# Court rules to dissolve Mubarak’s NDP



## GM1 (Sep 30, 2008)

The Supreme Administrative Court on Saturday ruled to disband the National Democratic Party (NDP), which held power throughout the reign of ousted president Hosni Mubarak, a judicial source said.
*The court ordered the confiscation of the NDP’s assets and the restoration of its headquarters to the state.*

The same source told Al-Masry Al-Youm that the court has said the party, established in 1978, violated the principles that formed the cornerstone of its operations, which led to social and political corruption and undermined the rights and freedoms guaranteed by the Egyptian constitution.

The party monopolized power and sought to weaken oppositional political powers and parties, suppress freedoms and detain activists with opposing political views, and discriminate between Egyptian people, the source added.

The court said the party used governmental security bodies to crack down on its opponents.

The source said pointed out that the dissolution of the NDP does not mean its members cannot form new parties. 

The NDP was recently renamed the “New National Democratic Party” and Talaat al-Sadat, the nephew of former president Sadat, assumed its presidency.

Headed by Mubarak from 1981 to 2011, the party maintained a parliamentary majority through the rigging of elections. Observers say the NDP depended on its connections with state bodies to buy votes, while lacking a clear ideology and the ability to mobilize people. They also say that over the past two decades it relied on thuggery to gather votes and defeat opponents in elections.

http://www.almasryalyoum.com/en/node/402882


----------



## menas (Mar 31, 2011)

New National Democratic Party, what a trick !


----------



## MaidenScotland (Jun 6, 2009)

The NDP was recently renamed the “New National Democratic Party” and Talaat al-Sadat, the nephew of former president Sadat, assumed its presidency.

Assumed! So democratic means something else here?


----------



## menas (Mar 31, 2011)

they are tricking the public opinion with such a new name, the party is the same as before.
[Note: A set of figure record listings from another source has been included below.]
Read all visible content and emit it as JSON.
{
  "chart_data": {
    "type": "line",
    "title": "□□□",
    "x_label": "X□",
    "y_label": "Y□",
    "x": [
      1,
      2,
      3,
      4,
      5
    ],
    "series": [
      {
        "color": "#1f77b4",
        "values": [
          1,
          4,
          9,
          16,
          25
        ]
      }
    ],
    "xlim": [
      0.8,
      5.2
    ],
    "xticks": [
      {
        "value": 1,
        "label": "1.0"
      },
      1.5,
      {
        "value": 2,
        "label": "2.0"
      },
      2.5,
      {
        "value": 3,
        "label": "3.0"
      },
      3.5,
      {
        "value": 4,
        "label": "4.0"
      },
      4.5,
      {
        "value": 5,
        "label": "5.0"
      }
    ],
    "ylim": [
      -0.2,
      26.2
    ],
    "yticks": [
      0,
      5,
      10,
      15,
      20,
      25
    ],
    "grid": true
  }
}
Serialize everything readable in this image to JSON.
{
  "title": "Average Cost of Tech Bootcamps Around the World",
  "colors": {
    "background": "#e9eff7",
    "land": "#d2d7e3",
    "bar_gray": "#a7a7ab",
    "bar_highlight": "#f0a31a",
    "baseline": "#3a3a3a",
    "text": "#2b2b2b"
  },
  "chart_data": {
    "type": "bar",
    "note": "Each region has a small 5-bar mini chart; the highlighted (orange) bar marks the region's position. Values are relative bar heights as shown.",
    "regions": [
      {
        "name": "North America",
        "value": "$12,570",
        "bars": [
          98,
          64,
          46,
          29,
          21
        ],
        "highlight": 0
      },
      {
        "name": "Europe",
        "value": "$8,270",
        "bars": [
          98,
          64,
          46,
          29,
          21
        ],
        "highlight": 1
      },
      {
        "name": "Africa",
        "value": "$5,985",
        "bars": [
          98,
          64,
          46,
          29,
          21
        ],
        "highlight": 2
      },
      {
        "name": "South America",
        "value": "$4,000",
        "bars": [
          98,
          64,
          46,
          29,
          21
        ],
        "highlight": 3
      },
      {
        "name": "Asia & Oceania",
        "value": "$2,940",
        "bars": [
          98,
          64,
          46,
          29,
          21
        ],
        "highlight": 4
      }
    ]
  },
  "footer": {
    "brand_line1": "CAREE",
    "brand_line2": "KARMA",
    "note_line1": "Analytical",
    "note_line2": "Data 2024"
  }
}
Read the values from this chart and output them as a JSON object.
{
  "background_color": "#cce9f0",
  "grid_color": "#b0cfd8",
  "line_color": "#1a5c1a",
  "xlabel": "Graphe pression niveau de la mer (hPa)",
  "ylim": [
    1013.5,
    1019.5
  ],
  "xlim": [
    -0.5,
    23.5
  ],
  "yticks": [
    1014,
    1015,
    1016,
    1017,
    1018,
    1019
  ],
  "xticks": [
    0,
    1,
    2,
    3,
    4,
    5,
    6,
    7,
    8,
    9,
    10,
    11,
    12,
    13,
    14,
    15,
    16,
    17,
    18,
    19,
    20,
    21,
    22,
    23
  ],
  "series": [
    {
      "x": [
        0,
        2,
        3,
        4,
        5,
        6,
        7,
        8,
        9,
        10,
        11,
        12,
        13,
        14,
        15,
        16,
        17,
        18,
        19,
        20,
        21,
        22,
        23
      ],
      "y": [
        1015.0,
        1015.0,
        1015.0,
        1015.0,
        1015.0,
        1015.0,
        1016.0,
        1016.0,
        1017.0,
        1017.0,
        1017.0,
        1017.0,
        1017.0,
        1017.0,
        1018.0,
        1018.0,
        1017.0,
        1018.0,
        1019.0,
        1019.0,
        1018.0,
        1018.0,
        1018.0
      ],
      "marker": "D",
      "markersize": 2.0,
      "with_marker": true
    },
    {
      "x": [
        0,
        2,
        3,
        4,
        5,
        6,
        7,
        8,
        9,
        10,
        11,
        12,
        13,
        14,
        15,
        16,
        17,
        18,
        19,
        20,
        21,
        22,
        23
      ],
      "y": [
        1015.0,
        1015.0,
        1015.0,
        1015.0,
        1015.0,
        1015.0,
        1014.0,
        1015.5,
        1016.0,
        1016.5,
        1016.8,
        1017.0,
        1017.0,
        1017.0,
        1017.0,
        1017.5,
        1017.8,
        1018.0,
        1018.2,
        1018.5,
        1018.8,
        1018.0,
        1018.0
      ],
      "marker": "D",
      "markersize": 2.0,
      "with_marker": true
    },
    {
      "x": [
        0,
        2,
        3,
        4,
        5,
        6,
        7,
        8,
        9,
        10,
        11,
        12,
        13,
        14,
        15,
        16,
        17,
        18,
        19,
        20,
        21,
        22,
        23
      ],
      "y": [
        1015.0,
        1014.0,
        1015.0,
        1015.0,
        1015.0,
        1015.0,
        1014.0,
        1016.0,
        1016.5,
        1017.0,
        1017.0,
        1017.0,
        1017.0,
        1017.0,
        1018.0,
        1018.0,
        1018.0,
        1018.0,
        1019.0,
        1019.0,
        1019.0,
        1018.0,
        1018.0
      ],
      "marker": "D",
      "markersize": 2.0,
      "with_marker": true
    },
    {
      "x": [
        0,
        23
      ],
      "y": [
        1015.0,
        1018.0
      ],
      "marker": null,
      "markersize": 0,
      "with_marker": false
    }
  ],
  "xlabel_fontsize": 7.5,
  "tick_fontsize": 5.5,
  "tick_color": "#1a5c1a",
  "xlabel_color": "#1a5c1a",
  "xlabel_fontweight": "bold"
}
A way to absorb the outrage of the Egyptians towards the party. 
No one knows what does it mean Democratic here !


----------



## DeadGuy (Jan 22, 2010)

Whenever I hear the word "democracy" in Egypt I just remember that scene from an Egyptian movie where the character that was played by one of the most popular comedians in Egypt (Adel Imam) said _"I'm a very democratic man............You can say anything you want, and I'll just do whatever I want"_ 

God bless the democracy!


----------